Former cricketer and chairman of Pakistan's political party Pakistan Tehreek-e-Insaf Imran Khan gestures as he addressing a public meeting in Lahore on March 23, 2013. Cricket legend Imran Khan is expected to unveil his manifesto to become Pakistan's next prime minister at an election rally on Saturday, where turnout will be a key test for his chances of success.



Imran Khan, the celebrated Pakistani cricket star who has harbored higher political aspirations for several years, delivered a speech on Sunday which was reminiscent of Dr. Martin Luther King Jr.'s famous "I have a dream" speech.

"I dreamt about playing for Pakistan at the age of nine and I played for the national team at 18," said Khan while speaking at an election rally in Mingora, Swat. "I dreamt of making Pakistan the best cricket team and winning a world cup; it took 10 years and we won in 1992."

Khan, who leads Pakistan's Tehreek-e-Insaf (Movement for Justice) party, explained how many of his dreams had come true.

Of his most recent dream, he said, "When I joined politics, I dreamt of Pakistani people rallying with me for a better Pakistan and on Oct. 30, 2011 the ‘tsunami’ took over Pakistan."

"Four months back, I dreamt of Pakistanis celebrating in the streets and I realized PTI had swept the general elections."

He told the people of Swat that his party would restore peace in the region, according to Pakistani newspaper The Express Tribune. "The system of justice, which prevailed here before 1974, will be replicated," he said.

Khan also pledged that 25 percent of his party's tickets would be given to those under the age of 35.

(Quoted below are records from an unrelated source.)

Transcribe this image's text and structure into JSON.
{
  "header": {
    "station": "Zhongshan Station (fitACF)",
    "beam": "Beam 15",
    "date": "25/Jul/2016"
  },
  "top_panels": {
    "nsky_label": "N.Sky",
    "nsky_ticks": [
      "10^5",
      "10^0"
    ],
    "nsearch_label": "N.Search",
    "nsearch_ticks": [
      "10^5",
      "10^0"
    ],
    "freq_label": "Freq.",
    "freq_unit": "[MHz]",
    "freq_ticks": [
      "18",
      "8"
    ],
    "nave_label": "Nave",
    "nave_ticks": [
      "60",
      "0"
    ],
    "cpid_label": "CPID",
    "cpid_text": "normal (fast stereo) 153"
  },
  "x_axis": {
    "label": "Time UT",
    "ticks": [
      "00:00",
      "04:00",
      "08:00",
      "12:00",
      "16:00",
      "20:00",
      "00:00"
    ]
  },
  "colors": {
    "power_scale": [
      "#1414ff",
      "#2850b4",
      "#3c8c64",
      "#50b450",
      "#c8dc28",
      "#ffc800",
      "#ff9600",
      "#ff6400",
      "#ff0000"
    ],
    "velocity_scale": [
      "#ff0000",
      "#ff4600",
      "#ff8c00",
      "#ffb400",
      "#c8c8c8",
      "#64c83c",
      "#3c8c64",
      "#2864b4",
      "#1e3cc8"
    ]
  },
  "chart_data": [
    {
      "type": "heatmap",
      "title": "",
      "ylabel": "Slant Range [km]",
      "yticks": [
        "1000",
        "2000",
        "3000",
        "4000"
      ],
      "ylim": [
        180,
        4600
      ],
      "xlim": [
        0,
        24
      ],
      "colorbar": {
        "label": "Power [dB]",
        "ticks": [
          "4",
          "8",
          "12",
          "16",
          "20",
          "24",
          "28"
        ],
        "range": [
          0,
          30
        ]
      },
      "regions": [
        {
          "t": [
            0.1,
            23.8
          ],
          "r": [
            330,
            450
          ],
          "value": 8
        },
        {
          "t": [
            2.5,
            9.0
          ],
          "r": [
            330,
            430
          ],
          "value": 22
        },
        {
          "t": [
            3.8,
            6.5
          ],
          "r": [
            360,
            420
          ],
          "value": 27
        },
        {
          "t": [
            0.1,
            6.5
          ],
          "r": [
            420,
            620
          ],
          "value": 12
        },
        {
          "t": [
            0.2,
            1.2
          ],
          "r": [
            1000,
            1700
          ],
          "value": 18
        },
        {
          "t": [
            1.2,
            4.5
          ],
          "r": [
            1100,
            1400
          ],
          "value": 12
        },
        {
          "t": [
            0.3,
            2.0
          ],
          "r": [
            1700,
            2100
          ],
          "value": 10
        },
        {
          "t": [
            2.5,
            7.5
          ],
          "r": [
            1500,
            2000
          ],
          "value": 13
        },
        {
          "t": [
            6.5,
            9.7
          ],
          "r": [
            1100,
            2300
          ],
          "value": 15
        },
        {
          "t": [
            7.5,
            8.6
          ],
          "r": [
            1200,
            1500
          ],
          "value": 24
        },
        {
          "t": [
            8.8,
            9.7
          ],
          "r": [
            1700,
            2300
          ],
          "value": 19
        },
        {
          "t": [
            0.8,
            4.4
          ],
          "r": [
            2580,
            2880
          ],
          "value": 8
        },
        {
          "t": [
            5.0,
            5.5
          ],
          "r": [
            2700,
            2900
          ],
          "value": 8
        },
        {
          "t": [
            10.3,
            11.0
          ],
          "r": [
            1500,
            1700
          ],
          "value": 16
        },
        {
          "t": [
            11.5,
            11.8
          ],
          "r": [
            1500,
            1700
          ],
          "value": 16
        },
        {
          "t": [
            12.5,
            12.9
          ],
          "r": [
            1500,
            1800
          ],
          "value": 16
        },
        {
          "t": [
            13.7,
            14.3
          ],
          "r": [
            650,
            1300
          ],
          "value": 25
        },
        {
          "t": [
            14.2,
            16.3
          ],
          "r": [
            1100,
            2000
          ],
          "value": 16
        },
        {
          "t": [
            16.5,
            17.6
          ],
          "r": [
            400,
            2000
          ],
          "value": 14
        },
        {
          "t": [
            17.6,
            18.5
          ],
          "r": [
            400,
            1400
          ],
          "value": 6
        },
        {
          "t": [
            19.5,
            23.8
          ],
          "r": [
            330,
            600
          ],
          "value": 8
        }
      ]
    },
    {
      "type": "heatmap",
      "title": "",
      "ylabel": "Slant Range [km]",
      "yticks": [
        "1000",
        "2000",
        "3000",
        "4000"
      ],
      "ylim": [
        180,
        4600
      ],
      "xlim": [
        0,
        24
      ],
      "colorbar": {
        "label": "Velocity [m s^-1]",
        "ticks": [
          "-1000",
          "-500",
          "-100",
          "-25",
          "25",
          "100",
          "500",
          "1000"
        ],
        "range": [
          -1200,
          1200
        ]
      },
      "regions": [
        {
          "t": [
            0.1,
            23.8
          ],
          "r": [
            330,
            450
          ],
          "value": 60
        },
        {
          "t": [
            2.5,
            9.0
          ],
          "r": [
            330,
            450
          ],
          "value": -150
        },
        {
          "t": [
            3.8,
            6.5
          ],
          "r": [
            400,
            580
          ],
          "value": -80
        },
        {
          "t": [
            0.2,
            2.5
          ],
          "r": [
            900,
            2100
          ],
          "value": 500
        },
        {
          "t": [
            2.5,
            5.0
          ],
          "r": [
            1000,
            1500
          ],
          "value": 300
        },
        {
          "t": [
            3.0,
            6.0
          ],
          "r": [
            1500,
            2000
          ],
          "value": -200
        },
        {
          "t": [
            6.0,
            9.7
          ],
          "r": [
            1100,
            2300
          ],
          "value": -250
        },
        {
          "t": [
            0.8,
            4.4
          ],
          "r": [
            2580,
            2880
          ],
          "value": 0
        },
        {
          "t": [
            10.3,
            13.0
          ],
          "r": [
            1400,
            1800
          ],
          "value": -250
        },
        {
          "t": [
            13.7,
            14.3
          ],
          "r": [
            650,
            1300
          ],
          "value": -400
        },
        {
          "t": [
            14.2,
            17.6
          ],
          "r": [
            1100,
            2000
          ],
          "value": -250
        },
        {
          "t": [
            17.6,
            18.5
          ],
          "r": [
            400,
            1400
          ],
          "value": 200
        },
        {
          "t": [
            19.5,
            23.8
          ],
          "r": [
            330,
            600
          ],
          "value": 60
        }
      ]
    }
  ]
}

As The New York Times reported in March, Khan has said he entered politics because he was concerned about the country's youth. The Times wrote:

Mr. Khan, 60, who retains his youthful swagger and athletic physique, is particularly popular with young Pakistanis, who form the core of his support and make up approximately 40 percent of the country’s registered voters. However, it was not clear how much of this adulation — which borders on the cultlike — would translate into electoral success.

Khan will be contesting the elections on May 11, and will face former military ruler Pervez Musharraf, who returned to Pakistan after four years of self-imposed exile, at the polls.

Time noted that recent polls have shown the party of former Prime Minister Nawaz Sharif's Pakistan Muslim League-Nawaz winning the highest number of seats. While Khan surged in the polls following a rally in Lahore in October 2011, he has since seen a dip.